More recently, Ramankutty’s graduate mentors have given him valuable advice and helped him to get to where he is today. He mentions Professor Michael Schlesinger from Illinois, who saw something in the young student and took him on as a research assistant . “That was the stepping stone to my career,” he says. Jonathan Foley, a professor, friend, and colleague whom Ramankutty has known for twelve years, has also had an invaluable influence on his career.

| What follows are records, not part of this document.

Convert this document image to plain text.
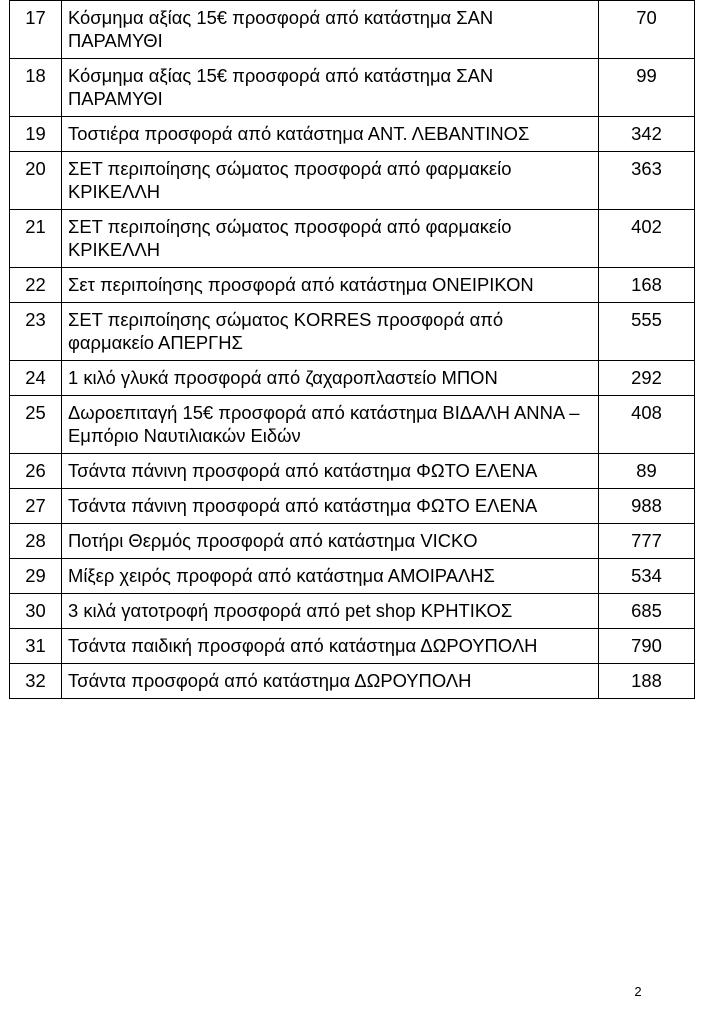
17	Κόσμημα αξίας 15€ προσφορά από κατάστημα ΣΑΝ ΠΑΡΑΜΥΘΙ	70
18	Κόσμημα αξίας 15€ προσφορά από κατάστημα ΣΑΝ ΠΑΡΑΜΥΘΙ	99
19	Τοστιέρα προσφορά από κατάστημα ΑΝΤ. ΛΕΒΑΝΤΙΝΟΣ	342
20	ΣΕΤ περιποίησης σώματος προσφορά από φαρμακείο ΚΡΙΚΕΛΛΗ	363
21	ΣΕΤ περιποίησης σώματος προσφορά από φαρμακείο ΚΡΙΚΕΛΛΗ	402
22	Σετ περιποίησης προσφορά από κατάστημα ΟΝΕΙΡΙΚΟΝ	168
23	ΣΕΤ περιποίησης σώματος KORRES προσφορά από φαρμακείο ΑΠΕΡΓΗΣ	555
24	1 κιλό γλυκά προσφορά από ζαχαροπλαστείο ΜΠΟΝ	292
25	Δωροεπιταγή 15€ προσφορά από κατάστημα ΒΙΔΑΛΗ ΑΝΝΑ – Εμπόριο Ναυτιλιακών Ειδών	408
26	Τσάντα πάνινη προσφορά από κατάστημα ΦΩΤΟ ΕΛΕΝΑ	89
27	Τσάντα πάνινη προσφορά από κατάστημα ΦΩΤΟ ΕΛΕΝΑ	988
28	Ποτήρι Θερμός προσφορά από κατάστημα VICKO	777
29	Μίξερ χειρός προφορά από κατάστημα ΑΜΟΙΡΑΛΗΣ	534
30	3 κιλά γατοτροφή προσφορά από pet shop ΚΡΗΤΙΚΟΣ	685
31	Τσάντα παιδική προσφορά από κατάστημα ΔΩΡΟΥΠΟΛΗ	790
32	Τσάντα προσφορά από κατάστημα ΔΩΡΟΥΠΟΛΗ	188
2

The highlight of Ramankutty’s career thus far has been his doctoral program. “It has been the most joyful part of my career,” he explains. He found it especially interesting because his studies did not get as narrow as many other doctoral programs tend to; in fact, he received the most comprehensive portion of his education at UW. “My program emphasized interdisciplinary training and research, and I took classes in sociology, philosophy, geography and ethics. I enjoyed the entire process, and I had wonderful professors and colleagues. I remember having a lot of fun—I really lived those six years very well. In some ways I wish I could go back,” Ramankutty says. His dissertation focused on understanding global patterns of agricultural land use, how those patterns have changed over the last 100 years, and the consequences those changes have had on the global environment.
Ramankutty notes two accomplishments as being the highlights of his career thus far. The first was when his map of agricultural land made it into one of National Geographic’s pullouts; that same map is now being used in classrooms around the world. “To know that it is widely used for teaching is one of the most fulfilling parts of my work,” he says. “Getting my current faculty position [at McGill] is [another] one I am most proud of right now.”
Ramankutty plans to remain in the environmental field because he enjoys his colleagues and believes their work addresses critical issues. “These [environmental issues] are important problems. I strongly believe that they are one of the greatest challenges we face as a society these days,” he says. Ramankutty also notes that the environmental field is one that offers myriad opportunities for minorities to get involved and contribute. “Environmental science—in fact the sciences in general—are often criticized as having a Western worldview, one that is predominantly white, male and Christian,” he says. “We are sorely in need of other views and perspectives. The environmental field is burgeoning, and there is a great need for bright, passionate people.”